Imagine that a two-state character changes from a state of 0 to a state of 1 sometime over a time interval of t = 3. What is the likelihood of these data under the Mk model? As we did in equation 7.17, we can set a rate parameter q = 0.5 to calculate a probability matrix:

$$\mathbf{P}(t) = e^{\mathbf{Q} t} = exp( \begin{bmatrix} -0.5 & 0.5 \\ 0.5 & -0.5 \\ \end{bmatrix} \cdot 3) = \begin{bmatrix} 0.525 & 0.475 \\ 0.475 & 0.525 \\ \end{bmatrix} \label{8.1}$$

For this simple example, we started with state 0, so we look at the first row. Along this branch, we ended at state 1, so we should look specifically at p12(t): the probability of starting with state 0 and ending with state 1 over time t. This value is the probability of obtaining the data given the model (i.e. the likelihood): L = 0.475.

This likelihood applies to the evolutionary process along this single branch.

When we have comparative data the situation is more complex. If we knew the ancestral character states and states at every node in the tree, then calculation of the overall likelihood would be straightforward – we could just apply the approach above many times, once for each branch of the tree. However, there are two problems. First, we don’t know the starting state of the character at the root of the tree, and must treat that as an unknown. Second, we are modeling a process that is happening independently on many branches in a phylogenetic tree, and only observe the states at the end of these branches. All of the character states at internal nodes of the tree are unknown. The likelihood that we want to calculate has to be summed across all of these unknown character state possibilities on the internal branches of the tree.

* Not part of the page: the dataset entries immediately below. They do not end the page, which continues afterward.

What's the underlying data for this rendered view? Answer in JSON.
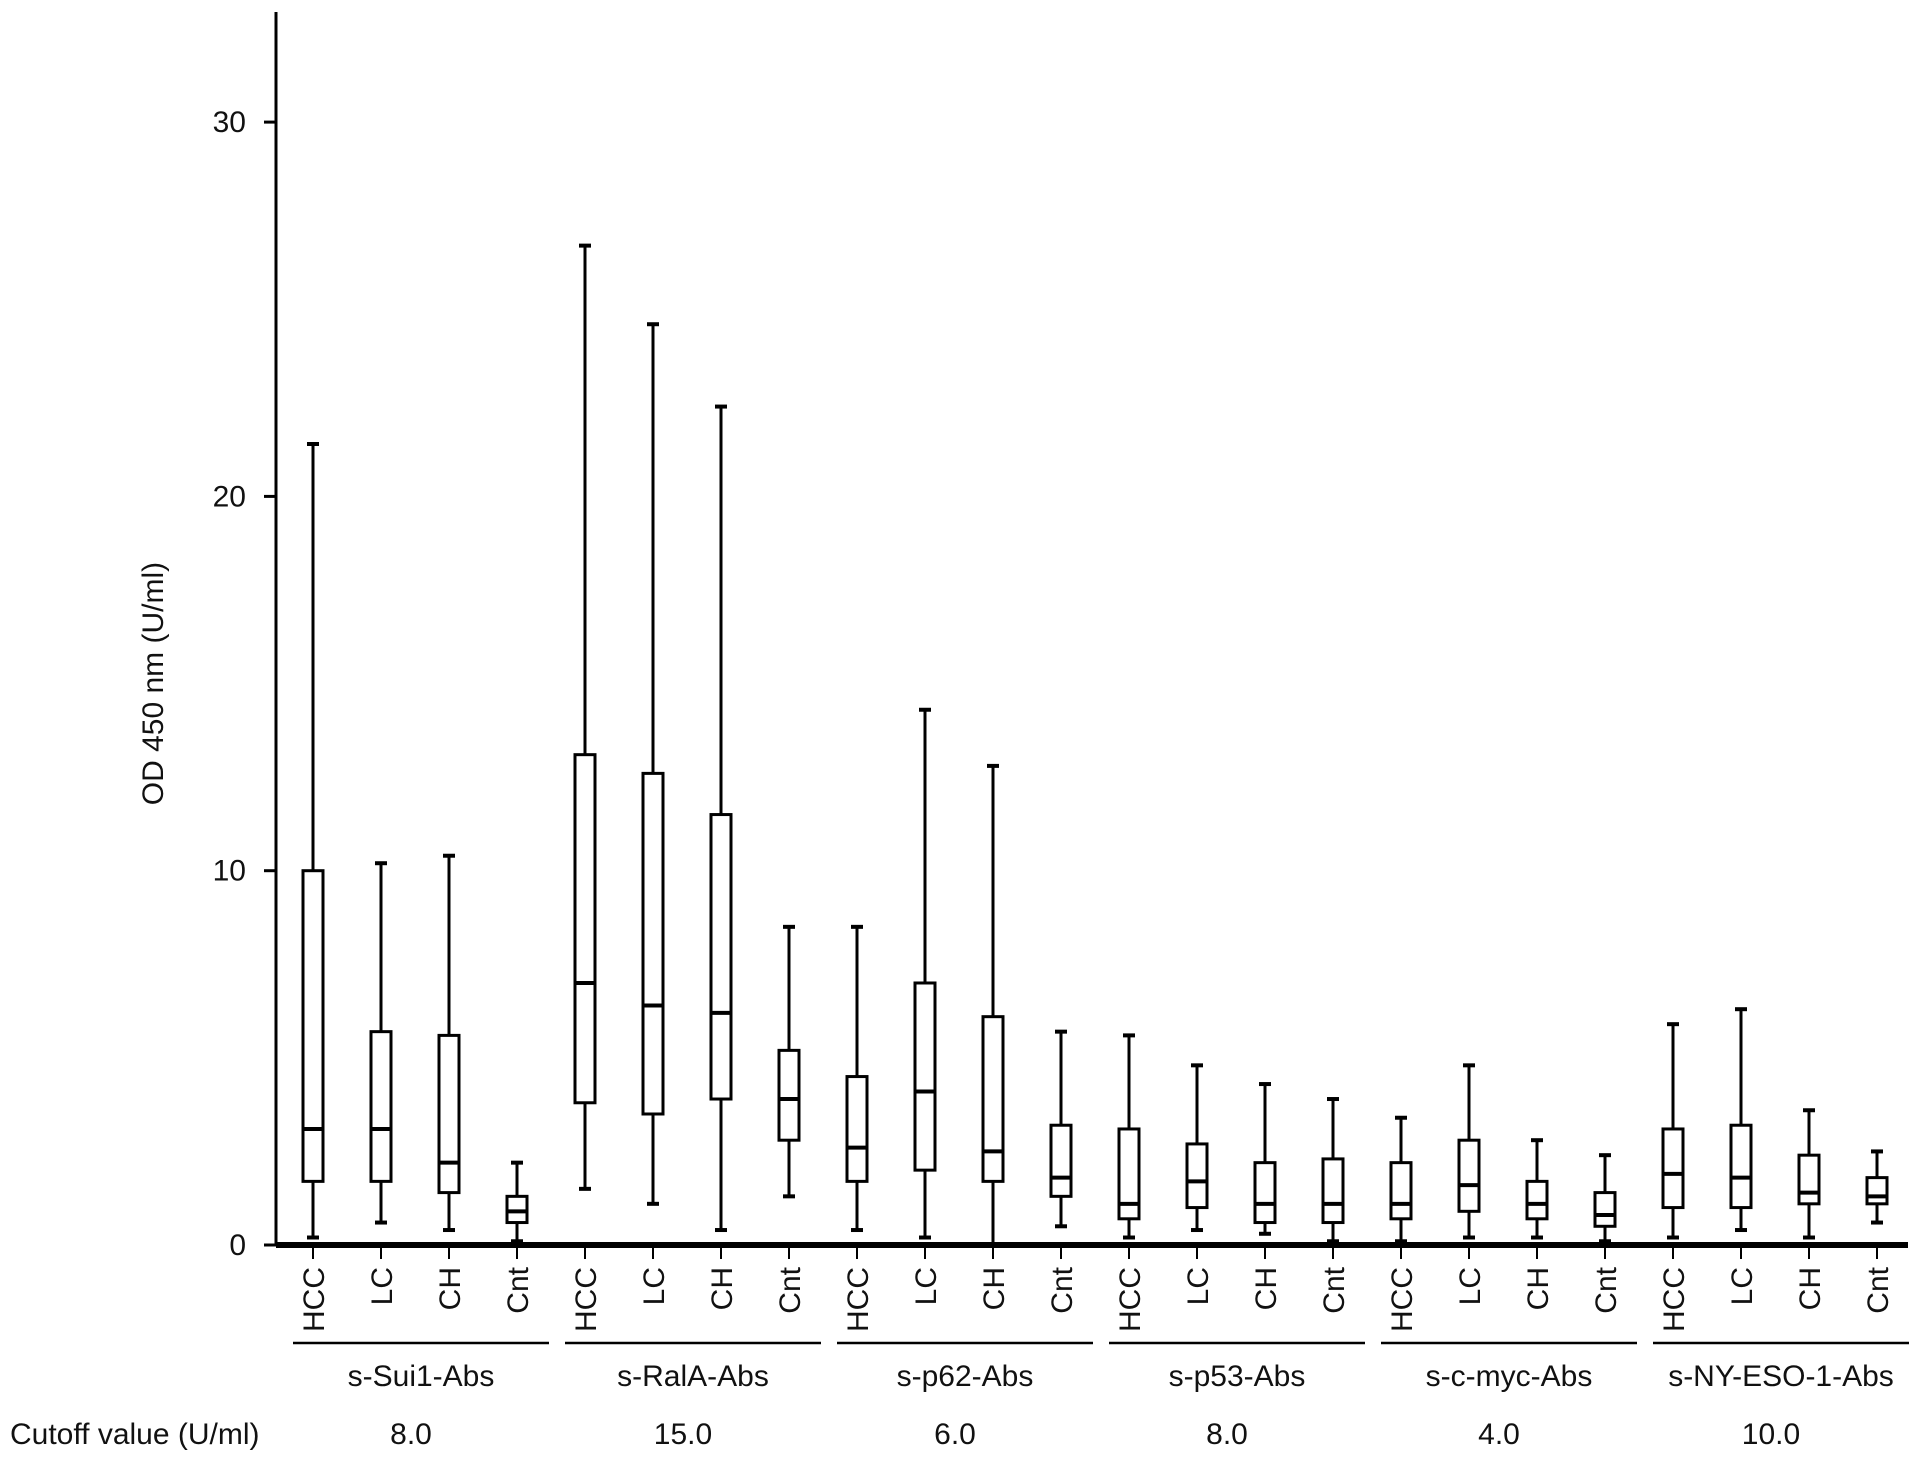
{
  "chart_data": {
    "type": "boxplot",
    "ylabel": "OD 450 nm (U/ml)",
    "ylim": [
      0,
      33
    ],
    "yticks": [
      0,
      10,
      20,
      30
    ],
    "grid": false,
    "cutoff_label": "Cutoff value (U/ml)",
    "groups": [
      {
        "name": "s-Sui1-Abs",
        "cutoff": "8.0",
        "boxes": [
          {
            "category": "HCC",
            "min": 0.2,
            "q1": 1.7,
            "median": 3.1,
            "q3": 10.0,
            "max": 21.4
          },
          {
            "category": "LC",
            "min": 0.6,
            "q1": 1.7,
            "median": 3.1,
            "q3": 5.7,
            "max": 10.2
          },
          {
            "category": "CH",
            "min": 0.4,
            "q1": 1.4,
            "median": 2.2,
            "q3": 5.6,
            "max": 10.4
          },
          {
            "category": "Cnt",
            "min": 0.1,
            "q1": 0.6,
            "median": 0.9,
            "q3": 1.3,
            "max": 2.2
          }
        ]
      },
      {
        "name": "s-RalA-Abs",
        "cutoff": "15.0",
        "boxes": [
          {
            "category": "HCC",
            "min": 1.5,
            "q1": 3.8,
            "median": 7.0,
            "q3": 13.1,
            "max": 26.7
          },
          {
            "category": "LC",
            "min": 1.1,
            "q1": 3.5,
            "median": 6.4,
            "q3": 12.6,
            "max": 24.6
          },
          {
            "category": "CH",
            "min": 0.4,
            "q1": 3.9,
            "median": 6.2,
            "q3": 11.5,
            "max": 22.4
          },
          {
            "category": "Cnt",
            "min": 1.3,
            "q1": 2.8,
            "median": 3.9,
            "q3": 5.2,
            "max": 8.5
          }
        ]
      },
      {
        "name": "s-p62-Abs",
        "cutoff": "6.0",
        "boxes": [
          {
            "category": "HCC",
            "min": 0.4,
            "q1": 1.7,
            "median": 2.6,
            "q3": 4.5,
            "max": 8.5
          },
          {
            "category": "LC",
            "min": 0.2,
            "q1": 2.0,
            "median": 4.1,
            "q3": 7.0,
            "max": 14.3
          },
          {
            "category": "CH",
            "min": 0.0,
            "q1": 1.7,
            "median": 2.5,
            "q3": 6.1,
            "max": 12.8
          },
          {
            "category": "Cnt",
            "min": 0.5,
            "q1": 1.3,
            "median": 1.8,
            "q3": 3.2,
            "max": 5.7
          }
        ]
      },
      {
        "name": "s-p53-Abs",
        "cutoff": "8.0",
        "boxes": [
          {
            "category": "HCC",
            "min": 0.2,
            "q1": 0.7,
            "median": 1.1,
            "q3": 3.1,
            "max": 5.6
          },
          {
            "category": "LC",
            "min": 0.4,
            "q1": 1.0,
            "median": 1.7,
            "q3": 2.7,
            "max": 4.8
          },
          {
            "category": "CH",
            "min": 0.3,
            "q1": 0.6,
            "median": 1.1,
            "q3": 2.2,
            "max": 4.3
          },
          {
            "category": "Cnt",
            "min": 0.1,
            "q1": 0.6,
            "median": 1.1,
            "q3": 2.3,
            "max": 3.9
          }
        ]
      },
      {
        "name": "s-c-myc-Abs",
        "cutoff": "4.0",
        "boxes": [
          {
            "category": "HCC",
            "min": 0.1,
            "q1": 0.7,
            "median": 1.1,
            "q3": 2.2,
            "max": 3.4
          },
          {
            "category": "LC",
            "min": 0.2,
            "q1": 0.9,
            "median": 1.6,
            "q3": 2.8,
            "max": 4.8
          },
          {
            "category": "CH",
            "min": 0.2,
            "q1": 0.7,
            "median": 1.1,
            "q3": 1.7,
            "max": 2.8
          },
          {
            "category": "Cnt",
            "min": 0.1,
            "q1": 0.5,
            "median": 0.8,
            "q3": 1.4,
            "max": 2.4
          }
        ]
      },
      {
        "name": "s-NY-ESO-1-Abs",
        "cutoff": "10.0",
        "boxes": [
          {
            "category": "HCC",
            "min": 0.2,
            "q1": 1.0,
            "median": 1.9,
            "q3": 3.1,
            "max": 5.9
          },
          {
            "category": "LC",
            "min": 0.4,
            "q1": 1.0,
            "median": 1.8,
            "q3": 3.2,
            "max": 6.3
          },
          {
            "category": "CH",
            "min": 0.2,
            "q1": 1.1,
            "median": 1.4,
            "q3": 2.4,
            "max": 3.6
          },
          {
            "category": "Cnt",
            "min": 0.6,
            "q1": 1.1,
            "median": 1.3,
            "q3": 1.8,
            "max": 2.5
          }
        ]
      }
    ]
  }
}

Thankfully, Felsenstein (1973) provides an elegant algorithm for calculating the likelihoods for discrete characters on a tree. This algorithm, called Felsenstein’s pruning algorithm, is described with an example in the appendix to this chapter. Felsenstein’s pruning algorithm was important in the history of phylogenetics because it allowed scientists to efficiently calculate the likelihoods of comparative data given a tree and a model. One can then maximize that likelihood by changing model parameters (and perhaps also the topology and branch lengths of the tree; see Felsenstein 2004).

Pruning also gives some insight into how we can calculate probabilities on trees; many other problems in comparative methods can be approached using different pruning algorithms.

Felsenstein’s pruning algorithm proceeds backwards in time from the tips to the root of the tree (see appendix, section 8.8). At the root, we must specify the probabilities of each character state in the common ancestor of the species in the clade. As mentioned in Chapter 7, there are at least three possible methods for doing this. First, one can assume that each state can occur at the root with equal probability. Second, one can assume that the states are drawn from their stationary distribution, as given by the model. The stationary distribution is a stable probability distribution of states that is reached by the model after a long amount of time. Third, one might have some information about the root state – perhaps from fossils, or information about character states in a set of outgroup taxa – that can be used to assign probabilities to the states. In practice, the first two of these methods are more common. In the case discussed above – an Mk model with all transition rates equal – the stationary distribution is one where all states are equally probable, so the first two methods are identical. In general, though, these three methods can give different results.